Is the above correct ?

Yes.

 

[cianfa72]

ok, the latter part of post #69 is in fact consistent to assume the function $h$ to be $h>0$ everywhere (as done from Sachs and Wu in their definition of synchronizable congruence).

 

[cianfa72]

BTW I was thinking that their definition of locally proper time synchronizable (i.e. $d\xi=0$) is actually the same as the existence *locally* of a function $f$ such that $\xi= df$ -- in force of Poincaré lemma.

 

[PeterDonis]

BTW I was thinking that their definition of locally proper time synchronizable (i.e. $d\xi=0$) is actually the same as the existence *locally* of a function f such that $\xi= df$ -- in force of Poincaré lemma.

Yes, for 1-forms this local equivalence holds.

 

[cianfa72]

I was thinking about the following trivial example involving a sphere as discussed here Synchronous reference frame.

Consider the set of latitude circles. They can be described as the level sets of a global function $g$ defined on the sphere in a such way that the difference between its values on different level sets is the length of any segment of great circle between them (geodesic segment) and orthogonal to them.

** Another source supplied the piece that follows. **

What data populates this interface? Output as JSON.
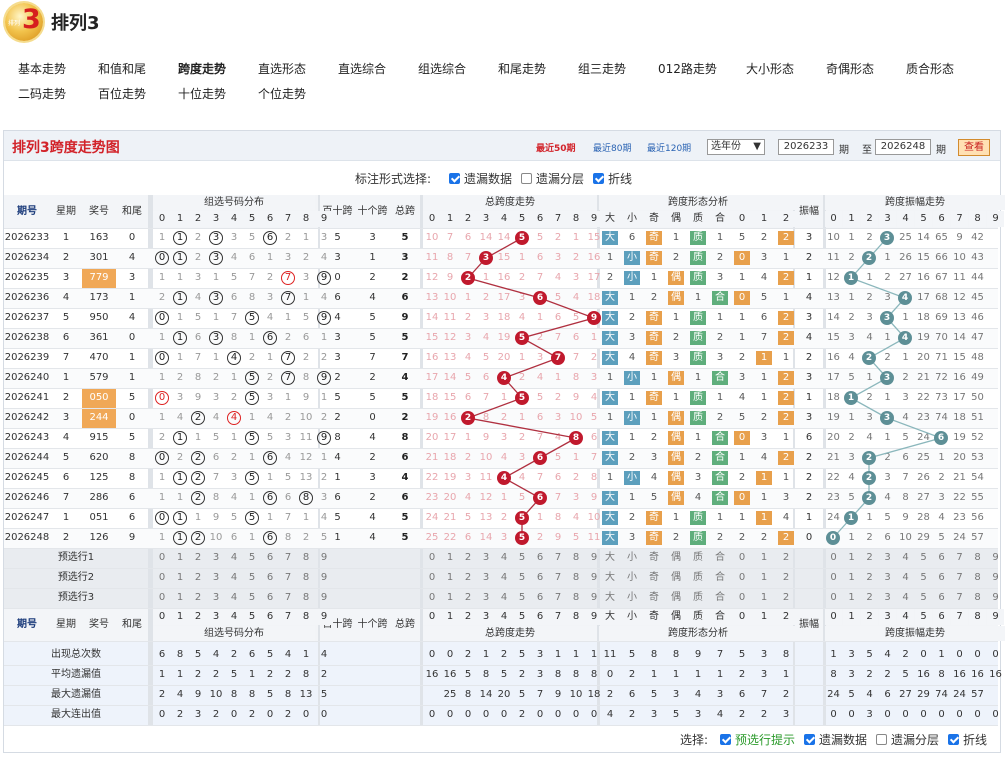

By the logic discussed above we can build a global coordinate chart for the sphere such that $g_{00}=1$ and $g_{01}=0$ (it turns out in an absurd since we know it does not exist at all).

I believe the problem is that such globally defined function $g$ actually does not exist. If there was then $\omega=dg$ would define a smooth unit vector field $Q$ such that $\omega(Q)=-1$ not vanishing at any point. We know it cannot exist -- see Hair ball theorem.

 

[PeterDonis]

Consider the set of latitude circles. They can be described as the level sets of a global function $g$ defined on the sphere

No, they can't. The poles are not "level sets"; they're single points. Single points won't work as "level sets" since each point in a "level set" has to have an open neighborhood that is also in the "level set".

I believe the problem is that such globally defined function $g$ actually does not exist.

The one you defined does not work, as above. I think the sphere in general does not work for this kind of global construction because it's a compact manifold.

If there was then $\omega=dg$ would define a smooth unit vector field $Q$ such that $\omega(Q)=-1$ not vanishing at any point. We know it cannot exist -- see Hair ball theorem.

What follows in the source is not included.